The county sued again in 2013; that case is still ongoing. Owens said the county attorney’s office is still deciding whether to add Tuesday’s incident to the existing case or bring a separate case against the company.

“While there’s been actions before, it hasn’t been sufficient,” said Luke Metzger, executive director of Environment Texas, an environmental advocacy group. “We should, in the 21st century, be able to prevent these kinds of things from happening.”

A Houston Chronicle report from 2016 found that there’s a major chemical incident every six weeks in the greater Houston area.

You’d really like to think that we could prevent this kind of thing from happening, wouldn’t you?

Sunday, this editorial board demanded that state officials hold polluters accountable — and not just after a disaster.

We didn’t expect to be repeating ourselves so soon.

But this is what happens in a state where environmental regulators are toothless tigers. Where the TCEQ trusts polluters to police themselves — in part out of necessity, since lawmakers don’t adequately fund the agency. Where violators avoid sanctions and routinely endanger Texans’ health without our knowledge.

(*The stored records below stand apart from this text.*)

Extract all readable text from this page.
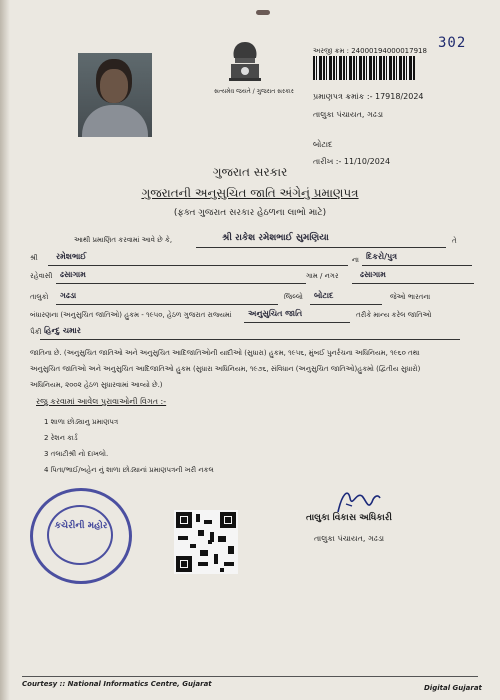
સત્યમેવ જયતે / ગુજરાત સરકાર
302
અરજી ક્રમ : 24000194000017918
પ્રમાણપત્ર ક્રમાંક :- 17918/2024
તાલુકા પંચાયત, ગઢડા
બોટાદ
તારીખ :- 11/10/2024
ગુજરાત સરકાર
ગુજરાતની અનુસુચિત જાતિ અંગેનું પ્રમાણપત્ર
(ફક્ત ગુજરાત સરકાર હેઠળના લાભો માટે)
આથી પ્રમાણિત કરવામાં આવે છે કે,	શ્રી રાકેશ રમેશભાઈ સુમણિયા	તે
શ્રી રમેશભાઈ	ના દિકરો/પુત્ર
રહેવાસી ઢસાગામ	ગામ / નગર	ઢસાગામ
તાલુકો ગઢડા	જિલ્લો બોટાદ	જેઓ ભારતના
બંધારણના (અનુસુચિત જાતિઓ) હુકમ - ૧૯૫૦, હેઠળ ગુજરાત રાજ્યમાં અનુસુચિત જાતિ	તરીકે માન્ય કરેલ જાતિઓ
પૈકી હિન્દુ ચમાર
જાતિના છે. (અનુસુચિત જાતિઓ અને અનુસુચિત આદિજાતિઓની યાદીઓ (સુધારા) હુકમ, ૧૯૫૬, મુંબઈ પુનર્રચના અધિનિયમ, ૧૯૬૦ તથા
અનુસુચિત જાતિઓ અને અનુસુચિત આદિજાતિઓ હુકમ (સુધારા અધિનિયમ, ૧૯૭૬, સંવિધાન (અનુસુચિત જાતિઓ)હુકમો (દ્વિતીય સુધારો)
અધિનિયમ, ૨૦૦૨ હેઠળ સુધારવામાં આવ્યો છે.)
રજુ કરવામાં આવેલ પુરાવાઓની વિગત :-
1 શાળા છોડ્યાનુ પ્રમાણપત્ર
2 રેશન કાર્ડ
3 તલાટીશ્રી નો દાખલો.
4 પિતા/ભાઈ/બહેન નું શાળા છોડ્યાનાં પ્રમાણપત્રની ખરી નકલ
કચેરીની મહોર
તાલુકા વિકાસ અધિકારી
તાલુકા પંચાયત, ગઢડા
Courtesy :: National Informatics Centre, Gujarat	Digital Gujarat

Where Gov. Greg Abbott and Attorney General Ken Paxton talk tough, maybe even file a lawsuit after an incident makes headlines, but look the other way when the smoke clears.

At this rate, the smoke will never really clear. There will be another fire. And another.

Another round of parents fearing for their children’s safety. Another community fearing the effects of chemicals and pollutants they can’t pronounce. Another black eye to Houston’s already bad reputation as a place where one shouldn’t breathe too deeply, a place where profits outweigh concern for public health.

As we’ve pointed out, Texas facilities in 2017 reported releasing more than 63 million pounds of unauthorized air pollution — including chemicals linked to cancer, heart attacks and respiratory problems, according to a report by Environment Texas. But, in the past seven years, TCEQ issued fines in less than 3 percent of such events.

“These repeated, disastrous fires and explosions can no longer be called isolated incidents,” Luke Metzger, director of Environment Texas, told the editorial board Tuesday. “The Texas petrochemical industry has a serious, chronic problem, and Texas workers and citizens are paying the price. How many people have to die, get hurt, get cancer or suffer respiratory failure before the state takes this seriously and overhauls our broken system of oversight?”

Texans, these are questions for Abbott and our other state leaders. It’s up to us to demand the answers.

The only way to get the answers you need is to vote for those who will give them to you, and against those who won’t. If the choices aren’t clear by now, I don’t know what to tell you.